IDOC won't provide even basic information.
Were hacksaw blades found? "We're not going to get into confirming or denying any of it," answers IDOC spokesman Brian Fairchild. What about the canceled visits? Fairchild says he doesn't know about that. "It wouldn't be unusual," he says. "I'd have to check." And the reports of a prisonwide shakedown? "I don't know that they did something recently, but we're continually shaking down all our facilities, so it wouldn't be unusual for that to occur," Fairchild responds. He won't even say why IDOC won't say whether hacksaw blades or other contraband was found. "I don't know that we have a particular policy on what investigations we will or will not talk about," he says. "I think it's a case-by-case situation."

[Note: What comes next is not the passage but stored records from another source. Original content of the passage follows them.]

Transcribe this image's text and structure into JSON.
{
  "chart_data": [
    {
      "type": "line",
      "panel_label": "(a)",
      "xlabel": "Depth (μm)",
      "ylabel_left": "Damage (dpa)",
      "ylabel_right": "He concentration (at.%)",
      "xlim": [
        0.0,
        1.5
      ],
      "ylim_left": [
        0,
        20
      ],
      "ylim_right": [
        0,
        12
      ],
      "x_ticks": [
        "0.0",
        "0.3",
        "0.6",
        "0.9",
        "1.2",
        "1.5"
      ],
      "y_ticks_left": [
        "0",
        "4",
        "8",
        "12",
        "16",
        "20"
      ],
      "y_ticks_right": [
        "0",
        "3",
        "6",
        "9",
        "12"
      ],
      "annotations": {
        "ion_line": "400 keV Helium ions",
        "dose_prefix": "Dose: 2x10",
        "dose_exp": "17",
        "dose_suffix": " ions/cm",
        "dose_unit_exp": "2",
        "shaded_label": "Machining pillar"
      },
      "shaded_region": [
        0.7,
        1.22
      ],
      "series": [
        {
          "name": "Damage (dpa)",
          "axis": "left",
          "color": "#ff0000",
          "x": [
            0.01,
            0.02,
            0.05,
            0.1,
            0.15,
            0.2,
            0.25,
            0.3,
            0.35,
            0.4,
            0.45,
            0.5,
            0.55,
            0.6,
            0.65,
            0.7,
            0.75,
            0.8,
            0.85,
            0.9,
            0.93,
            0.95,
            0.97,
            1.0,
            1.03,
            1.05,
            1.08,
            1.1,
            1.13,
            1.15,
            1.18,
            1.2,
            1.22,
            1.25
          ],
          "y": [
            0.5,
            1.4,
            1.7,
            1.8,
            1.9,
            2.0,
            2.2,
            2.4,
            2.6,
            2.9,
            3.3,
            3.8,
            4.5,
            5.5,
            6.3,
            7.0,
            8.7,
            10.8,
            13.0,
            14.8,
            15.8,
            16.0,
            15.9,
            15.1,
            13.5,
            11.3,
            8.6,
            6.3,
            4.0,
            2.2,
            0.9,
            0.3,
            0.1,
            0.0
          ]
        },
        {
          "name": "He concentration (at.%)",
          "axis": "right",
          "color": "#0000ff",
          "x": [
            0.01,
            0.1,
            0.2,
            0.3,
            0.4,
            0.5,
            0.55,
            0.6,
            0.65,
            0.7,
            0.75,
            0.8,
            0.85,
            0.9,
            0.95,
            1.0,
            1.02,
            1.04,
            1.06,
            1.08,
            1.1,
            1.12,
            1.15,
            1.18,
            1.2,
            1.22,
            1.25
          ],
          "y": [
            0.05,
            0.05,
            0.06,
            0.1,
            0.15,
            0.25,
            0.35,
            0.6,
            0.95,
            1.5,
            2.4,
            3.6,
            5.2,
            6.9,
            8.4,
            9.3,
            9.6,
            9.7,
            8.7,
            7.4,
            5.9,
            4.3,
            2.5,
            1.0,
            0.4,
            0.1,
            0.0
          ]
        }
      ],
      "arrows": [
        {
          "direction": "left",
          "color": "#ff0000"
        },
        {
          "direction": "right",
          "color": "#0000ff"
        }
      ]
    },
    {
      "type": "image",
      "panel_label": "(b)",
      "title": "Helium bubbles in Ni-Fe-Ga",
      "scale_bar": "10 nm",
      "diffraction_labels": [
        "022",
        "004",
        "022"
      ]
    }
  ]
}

And so one thing, at least, hasn't changed at Tamms. As always, IDOC acts as if the institution belongs to prison brass instead of the public, which is paying more than $60,000 a year per inmate at a half-empty prison that critics charge is unnecessary and needlessly cruel [Bruce Rushton, "Cruel And Usual," RFT, Feb. 16, 2000]. Berry and others with a vested interest in what goes on at Tamms aren't the only ones kept wondering. The media has routinely been denied access to the prison, its inmates and its staff, despite written IDOC policies stating that journalists shall be allowed inside the prison and given the chance to talk to employees and prisoners.
What is IDOC afraid of? Perhaps it's bad publicity. After all, this wouldn't be the first time hacksaw blades have turned up in IDOC's most secure prison, a place reserved for what administrators say are the system's most dangerous and escape-prone inmates.